Tsuda I
Department of Mathematics, Graduate School of Science, Hokkaido University, Sappro, Japan.
Int J Neural Syst. 1996 Sep;7(4):451-9. doi: 10.1142/s0129065796000439.
A new type of self-organized dynamics is presented, in relation with chaos in neural networks. One is chaotic itinerancy and the other is chaos-driven contraction dynamics. The former is addressed as a universal behavior in high-dimensional dynamical systems. In particular, it can be viewed as one possible form of memory dynamics in brain.
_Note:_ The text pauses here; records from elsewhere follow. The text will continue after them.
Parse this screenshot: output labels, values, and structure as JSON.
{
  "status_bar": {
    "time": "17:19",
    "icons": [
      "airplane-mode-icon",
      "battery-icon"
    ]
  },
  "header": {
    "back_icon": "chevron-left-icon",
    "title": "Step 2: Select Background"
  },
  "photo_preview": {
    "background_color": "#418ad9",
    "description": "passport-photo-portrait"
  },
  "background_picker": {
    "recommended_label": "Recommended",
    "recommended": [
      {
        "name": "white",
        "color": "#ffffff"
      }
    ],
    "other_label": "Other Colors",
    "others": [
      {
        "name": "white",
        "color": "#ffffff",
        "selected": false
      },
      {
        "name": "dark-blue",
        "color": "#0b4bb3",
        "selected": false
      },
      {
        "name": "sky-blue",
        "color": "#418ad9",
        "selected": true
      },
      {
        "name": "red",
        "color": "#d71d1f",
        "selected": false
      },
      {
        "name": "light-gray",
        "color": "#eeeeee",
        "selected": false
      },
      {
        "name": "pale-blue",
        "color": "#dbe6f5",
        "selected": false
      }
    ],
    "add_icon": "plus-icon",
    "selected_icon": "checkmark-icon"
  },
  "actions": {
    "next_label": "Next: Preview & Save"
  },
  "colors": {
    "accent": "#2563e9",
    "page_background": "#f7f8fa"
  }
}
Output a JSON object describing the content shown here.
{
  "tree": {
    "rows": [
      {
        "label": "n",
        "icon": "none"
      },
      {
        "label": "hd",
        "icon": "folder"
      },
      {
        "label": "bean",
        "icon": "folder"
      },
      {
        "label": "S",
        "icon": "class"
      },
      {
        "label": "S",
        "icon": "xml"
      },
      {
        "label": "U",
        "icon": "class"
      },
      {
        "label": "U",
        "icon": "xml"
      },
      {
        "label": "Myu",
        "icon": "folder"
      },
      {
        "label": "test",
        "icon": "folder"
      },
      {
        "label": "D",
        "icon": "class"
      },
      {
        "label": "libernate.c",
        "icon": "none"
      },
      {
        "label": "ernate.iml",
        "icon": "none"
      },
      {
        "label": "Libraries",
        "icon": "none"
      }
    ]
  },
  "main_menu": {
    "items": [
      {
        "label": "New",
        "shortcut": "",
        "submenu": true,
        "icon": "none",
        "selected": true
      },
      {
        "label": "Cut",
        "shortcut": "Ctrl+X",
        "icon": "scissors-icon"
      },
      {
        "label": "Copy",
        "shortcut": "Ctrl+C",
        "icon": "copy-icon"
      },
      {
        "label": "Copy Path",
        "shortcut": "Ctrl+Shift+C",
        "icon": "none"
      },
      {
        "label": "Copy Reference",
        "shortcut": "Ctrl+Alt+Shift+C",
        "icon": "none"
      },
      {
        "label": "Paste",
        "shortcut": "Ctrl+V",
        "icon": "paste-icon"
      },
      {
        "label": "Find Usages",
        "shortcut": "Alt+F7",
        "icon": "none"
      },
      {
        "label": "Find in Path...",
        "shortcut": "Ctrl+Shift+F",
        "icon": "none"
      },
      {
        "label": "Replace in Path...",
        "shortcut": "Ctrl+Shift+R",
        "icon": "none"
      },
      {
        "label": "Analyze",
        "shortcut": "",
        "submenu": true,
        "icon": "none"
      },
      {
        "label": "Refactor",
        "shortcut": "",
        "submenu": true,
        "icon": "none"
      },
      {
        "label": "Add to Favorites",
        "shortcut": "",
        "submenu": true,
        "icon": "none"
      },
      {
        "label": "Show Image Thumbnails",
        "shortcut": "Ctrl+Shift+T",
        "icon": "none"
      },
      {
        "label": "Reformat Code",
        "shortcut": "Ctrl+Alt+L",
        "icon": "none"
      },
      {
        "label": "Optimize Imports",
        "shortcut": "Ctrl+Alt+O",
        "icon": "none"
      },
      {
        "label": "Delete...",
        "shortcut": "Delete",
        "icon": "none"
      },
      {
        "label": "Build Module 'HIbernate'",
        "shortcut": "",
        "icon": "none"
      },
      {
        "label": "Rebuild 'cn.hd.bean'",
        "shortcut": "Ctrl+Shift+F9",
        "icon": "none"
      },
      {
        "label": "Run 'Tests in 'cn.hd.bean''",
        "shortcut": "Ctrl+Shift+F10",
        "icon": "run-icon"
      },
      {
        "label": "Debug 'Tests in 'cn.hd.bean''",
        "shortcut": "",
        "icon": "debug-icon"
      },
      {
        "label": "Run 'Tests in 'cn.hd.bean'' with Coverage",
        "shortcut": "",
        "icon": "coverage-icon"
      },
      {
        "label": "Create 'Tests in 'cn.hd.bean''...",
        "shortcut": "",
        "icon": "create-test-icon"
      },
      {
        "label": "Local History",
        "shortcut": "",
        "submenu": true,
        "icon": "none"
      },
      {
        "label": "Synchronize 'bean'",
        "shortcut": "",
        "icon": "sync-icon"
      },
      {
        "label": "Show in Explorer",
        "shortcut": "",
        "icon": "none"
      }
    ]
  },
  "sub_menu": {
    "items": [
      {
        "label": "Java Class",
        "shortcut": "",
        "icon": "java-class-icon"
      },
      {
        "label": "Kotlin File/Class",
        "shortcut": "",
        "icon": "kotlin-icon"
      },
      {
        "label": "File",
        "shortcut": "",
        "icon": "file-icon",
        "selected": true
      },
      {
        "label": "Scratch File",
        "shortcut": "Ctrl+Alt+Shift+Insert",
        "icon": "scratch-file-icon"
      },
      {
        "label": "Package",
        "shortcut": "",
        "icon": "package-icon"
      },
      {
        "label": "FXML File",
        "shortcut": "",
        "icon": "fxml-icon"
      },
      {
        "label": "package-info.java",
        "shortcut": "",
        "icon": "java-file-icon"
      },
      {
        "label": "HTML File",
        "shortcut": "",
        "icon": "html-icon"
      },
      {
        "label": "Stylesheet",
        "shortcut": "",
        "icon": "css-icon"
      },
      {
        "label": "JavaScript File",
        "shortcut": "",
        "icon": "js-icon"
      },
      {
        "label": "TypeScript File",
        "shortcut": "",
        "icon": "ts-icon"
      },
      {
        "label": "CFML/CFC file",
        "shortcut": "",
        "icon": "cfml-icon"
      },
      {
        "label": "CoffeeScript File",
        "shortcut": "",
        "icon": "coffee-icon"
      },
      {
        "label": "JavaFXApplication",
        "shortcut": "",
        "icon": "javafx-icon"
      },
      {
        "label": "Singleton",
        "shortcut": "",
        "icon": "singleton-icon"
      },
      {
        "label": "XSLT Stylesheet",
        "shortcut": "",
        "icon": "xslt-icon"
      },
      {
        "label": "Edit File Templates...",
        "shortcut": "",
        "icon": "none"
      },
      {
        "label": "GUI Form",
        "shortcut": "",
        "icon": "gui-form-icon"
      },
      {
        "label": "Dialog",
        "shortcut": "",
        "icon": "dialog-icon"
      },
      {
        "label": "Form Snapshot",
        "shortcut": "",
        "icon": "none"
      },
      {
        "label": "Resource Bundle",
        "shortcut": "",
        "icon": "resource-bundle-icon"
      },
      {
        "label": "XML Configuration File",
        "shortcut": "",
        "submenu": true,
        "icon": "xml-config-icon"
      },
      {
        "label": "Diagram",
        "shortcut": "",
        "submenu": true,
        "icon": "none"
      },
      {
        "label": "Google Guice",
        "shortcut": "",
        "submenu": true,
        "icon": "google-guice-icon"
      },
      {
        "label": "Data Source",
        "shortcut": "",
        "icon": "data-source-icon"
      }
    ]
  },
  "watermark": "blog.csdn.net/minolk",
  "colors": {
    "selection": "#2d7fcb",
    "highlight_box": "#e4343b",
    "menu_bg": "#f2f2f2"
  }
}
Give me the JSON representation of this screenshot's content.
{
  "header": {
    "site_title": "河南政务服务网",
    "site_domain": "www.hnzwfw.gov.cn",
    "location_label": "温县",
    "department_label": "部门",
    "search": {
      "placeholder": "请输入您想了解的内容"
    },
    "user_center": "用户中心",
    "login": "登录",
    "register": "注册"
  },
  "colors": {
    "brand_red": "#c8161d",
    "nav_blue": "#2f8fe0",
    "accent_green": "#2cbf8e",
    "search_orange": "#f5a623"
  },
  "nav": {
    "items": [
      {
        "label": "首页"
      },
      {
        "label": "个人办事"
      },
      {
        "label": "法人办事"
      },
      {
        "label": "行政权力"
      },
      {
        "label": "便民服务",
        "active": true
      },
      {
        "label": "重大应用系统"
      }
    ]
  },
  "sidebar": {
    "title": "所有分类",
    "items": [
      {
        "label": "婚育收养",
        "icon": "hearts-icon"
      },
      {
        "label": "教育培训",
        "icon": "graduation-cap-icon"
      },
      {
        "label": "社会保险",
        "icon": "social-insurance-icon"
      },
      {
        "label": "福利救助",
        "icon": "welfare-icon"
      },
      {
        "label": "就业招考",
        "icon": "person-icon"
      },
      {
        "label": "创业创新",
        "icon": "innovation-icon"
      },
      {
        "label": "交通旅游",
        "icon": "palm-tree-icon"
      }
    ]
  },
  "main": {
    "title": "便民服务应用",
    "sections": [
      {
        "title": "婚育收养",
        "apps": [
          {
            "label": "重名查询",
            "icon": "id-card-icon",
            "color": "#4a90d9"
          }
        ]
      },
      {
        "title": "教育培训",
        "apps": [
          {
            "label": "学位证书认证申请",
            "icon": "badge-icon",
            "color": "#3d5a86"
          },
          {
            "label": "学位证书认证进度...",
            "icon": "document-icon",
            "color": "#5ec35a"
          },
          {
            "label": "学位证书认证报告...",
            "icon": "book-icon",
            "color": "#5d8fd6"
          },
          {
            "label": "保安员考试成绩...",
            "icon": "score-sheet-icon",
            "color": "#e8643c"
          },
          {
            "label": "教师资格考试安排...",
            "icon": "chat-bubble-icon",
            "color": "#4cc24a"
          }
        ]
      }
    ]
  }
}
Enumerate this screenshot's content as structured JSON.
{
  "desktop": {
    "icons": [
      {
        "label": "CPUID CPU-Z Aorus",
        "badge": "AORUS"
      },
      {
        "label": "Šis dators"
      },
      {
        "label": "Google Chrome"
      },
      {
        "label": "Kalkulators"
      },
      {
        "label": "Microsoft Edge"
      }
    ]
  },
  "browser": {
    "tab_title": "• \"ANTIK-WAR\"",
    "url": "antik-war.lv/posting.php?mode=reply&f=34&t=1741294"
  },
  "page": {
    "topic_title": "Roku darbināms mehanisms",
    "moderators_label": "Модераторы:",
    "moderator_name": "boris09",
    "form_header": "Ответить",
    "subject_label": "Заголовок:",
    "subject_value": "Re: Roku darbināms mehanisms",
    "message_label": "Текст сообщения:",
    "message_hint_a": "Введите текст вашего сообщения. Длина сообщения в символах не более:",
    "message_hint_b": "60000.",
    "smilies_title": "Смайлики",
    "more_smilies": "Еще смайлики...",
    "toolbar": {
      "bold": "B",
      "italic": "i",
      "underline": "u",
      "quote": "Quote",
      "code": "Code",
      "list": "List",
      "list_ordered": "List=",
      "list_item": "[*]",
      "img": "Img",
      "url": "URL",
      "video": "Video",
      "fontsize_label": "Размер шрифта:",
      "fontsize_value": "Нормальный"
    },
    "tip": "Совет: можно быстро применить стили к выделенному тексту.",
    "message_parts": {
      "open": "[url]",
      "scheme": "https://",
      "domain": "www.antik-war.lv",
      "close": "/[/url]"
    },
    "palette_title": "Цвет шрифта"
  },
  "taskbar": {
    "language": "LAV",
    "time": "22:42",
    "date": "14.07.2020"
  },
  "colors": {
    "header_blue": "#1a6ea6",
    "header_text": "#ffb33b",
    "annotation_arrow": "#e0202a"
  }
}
The latter gives rise to singular-continuous nowhere-differentiable attractors. These dynamics can be related to each other in the context of dimensionality and of chaotic information processings. Possible roles of these complex dynamics in brain are also discussed.
提出了一种与神经网络中的混沌相关的新型自组织动力学。一种是混沌游走,另一种是混沌驱动的收缩动力学。前者被认为是高维动力系统中的一种普遍行为。特别地,它可以被视为大脑中记忆动力学的一种可能形式。后者产生奇异连续且处处不可微的吸引子。这些动力学在维度和混沌信息处理的背景下可以相互关联。还讨论了这些复杂动力学在大脑中的可能作用。